Ils se rendaient à toutes les fêtes religieuses célébrées dans les temples.

Sous les grands cèdres noirs qui ombragent les préaux sacrés, au pied de quelque vieux monstre en granit, ils s’installaient de bonne heure, avant l’arrivée des premiers fidèles, et tant que durait le pèlerinage, beaucoup de passants s’arrêtaient à eux. Jeunes filles à figure de poupée et à tout petits yeux de chat, faisant traîner leurs hautes chaussures de bois; bébés nippons très comiques dans leurs longues robes bigarrées, arrivant par bandes pour faire leurs dévotions en se tenant par la main; belles dames minaudières à chignon compliqué, venant à la pagode pour prier et pour rire; paysans à longs cheveux, bonzes ou marchands, toutes les marionnettes imaginables de ce petit peuple gai, passaient devant Kaka-San qui les voyait encore et devant Toto-San qui ne les voyait plus. On leur jetait toujours un regard bienveillant, et parfois, d’un groupe, quelqu’un se détachait pour leur porter une aumône; on leur faisait même des révérences, tout comme à des gens de bonne compagnie, tant ils étaient connus et tant on est poli dans cet Empire.
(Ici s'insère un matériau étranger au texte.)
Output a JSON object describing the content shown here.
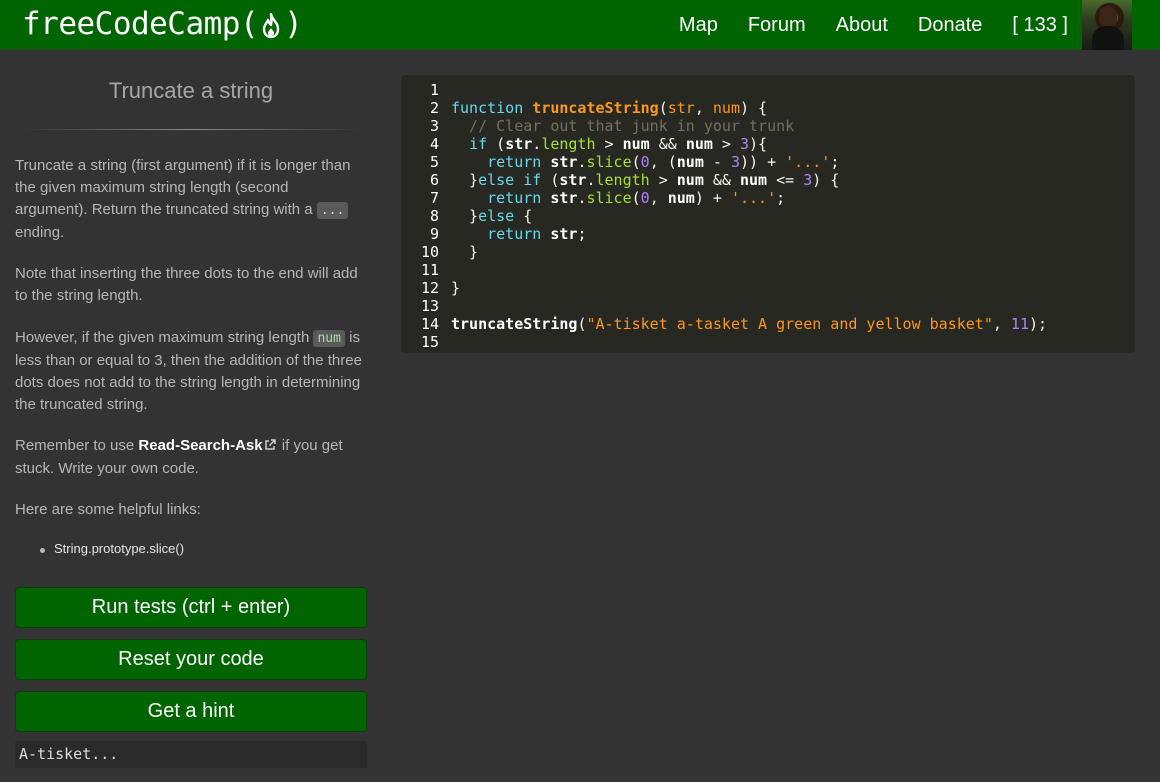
{
  "navbar": {
    "brand_text": "freeCodeCamp",
    "brand_open": "(",
    "brand_close": ")",
    "links": [
      "Map",
      "Forum",
      "About",
      "Donate"
    ],
    "points": "[ 133 ]",
    "accent_color": "#006400"
  },
  "challenge": {
    "title": "Truncate a string",
    "para1_text": "Truncate a string (first argument) if it is longer than the given maximum string length (second argument). Return the truncated string with a",
    "para1_code": "...",
    "para1_tail": "ending.",
    "para2": "Note that inserting the three dots to the end will add to the string length.",
    "para3_a": "However, if the given maximum string length",
    "para3_code": "num",
    "para3_b": "is less than or equal to 3, then the addition of the three dots does not add to the string length in determining the truncated string.",
    "para4_a": "Remember to use",
    "para4_link": "Read-Search-Ask",
    "para4_b": "if you get stuck. Write your own code.",
    "links_heading": "Here are some helpful links:",
    "helpful_links": [
      "String.prototype.slice()"
    ]
  },
  "buttons": {
    "run": "Run tests (ctrl + enter)",
    "reset": "Reset your code",
    "hint": "Get a hint"
  },
  "output": "A-tisket...",
  "editor": {
    "line_numbers": [
      "1",
      "2",
      "3",
      "4",
      "5",
      "6",
      "7",
      "8",
      "9",
      "10",
      "11",
      "12",
      "13",
      "14",
      "15"
    ],
    "code": [
      "",
      "function truncateString(str, num) {",
      "  // Clear out that junk in your trunk",
      "  if (str.length > num && num > 3){",
      "    return str.slice(0, (num - 3)) + '...';",
      "  }else if (str.length > num && num <= 3) {",
      "    return str.slice(0, num) + '...';",
      "  }else {",
      "    return str;",
      "  }",
      "",
      "}",
      "",
      "truncateString(\"A-tisket a-tasket A green and yellow basket\", 11);",
      ""
    ]
  }
}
Et ces jours-là, il leur arrivait à eux aussi de sourire à la fête, quand le temps était beau et la brise tiède, quand leurs douleurs de vieillesse étaient un peu endormies au fond de leurs membres épuisés. Kaka-San, émoustillée par le brouhaha des voix rieuses et légères, se reprenait à minauder comme les dames qui passaient, en jouant de son pauvre éventail de papier, se donnait un air d’être encore bien en vie et de s’intéresser comme les autres aux choses amusantes de ce monde.